La faute à Gomorra, le livre-enquête qu’il a publié en 2006. Soit 360 pages d’une précision clinique, mettant au jour l’envers du monde sur lequel règne depuis des décennies la Camorra, la puissante mafia napolitaine. Une pieuvre dont l’influence s’étend de l’Amérique du Sud au Vieux Continent, du trafic de drogue aux déchets toxiques, et qui a cloué plus de 4 000 cercueils entre 1980 et 2010 – davantage que le terrorisme sur le sol européen en plus d’un siècle et demi.

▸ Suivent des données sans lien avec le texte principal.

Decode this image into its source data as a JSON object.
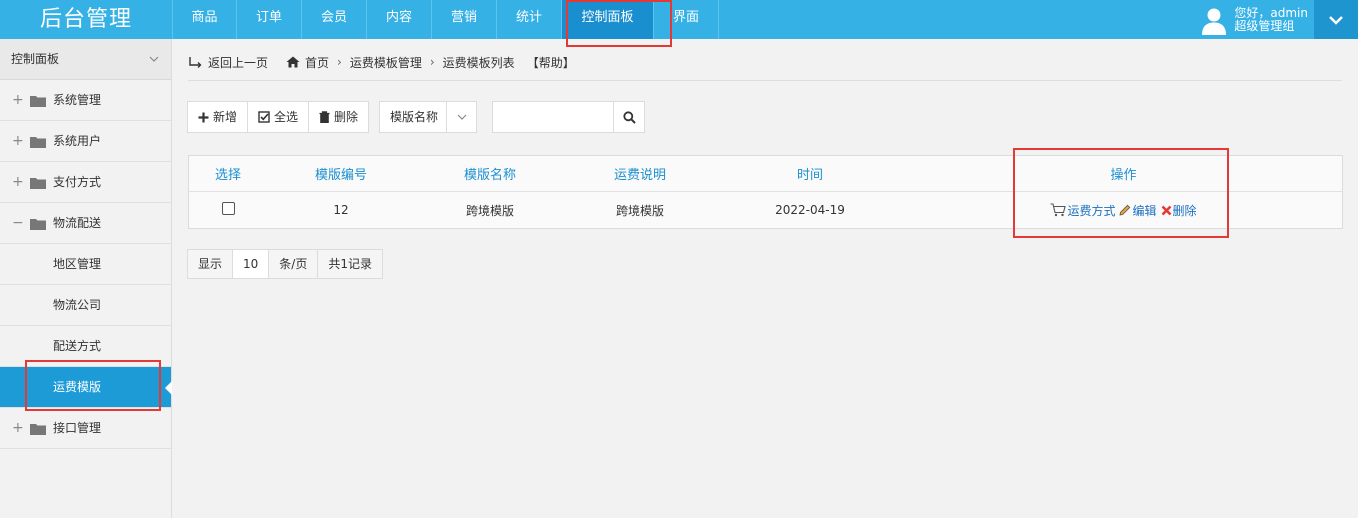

Dans une région – la Campanie – habituée à jouer au roi du silence, Roberto Saviano a commis un crime de lèse-majesté en donnant de la voix. Très vite menacé de mort, l’écrivain n’a eu d’autre choix que d’accepter qu’une garde rapprochée de carabiniers l’accompagne jour et nuit. Une mesure de sécurité transitoire pensait-il à l’époque. Le succès de Gomorra, aujourd’hui vendu à plus de dix millions d’exemplaires, et décliné depuis sur petit et grand écran, en a décidé autrement. Car la Camorra n’aime rien moins que la publicité. Ainsi, en septembre 2008, les Casalesi, le plus puissant des clans camorristes, faisaient passer leurs menaces dans une phase « opérationnelle ». Un euphémisme pour évoquer le contrat pesant sur la tête de Saviano et son escorte policière à exécuter avant Noël.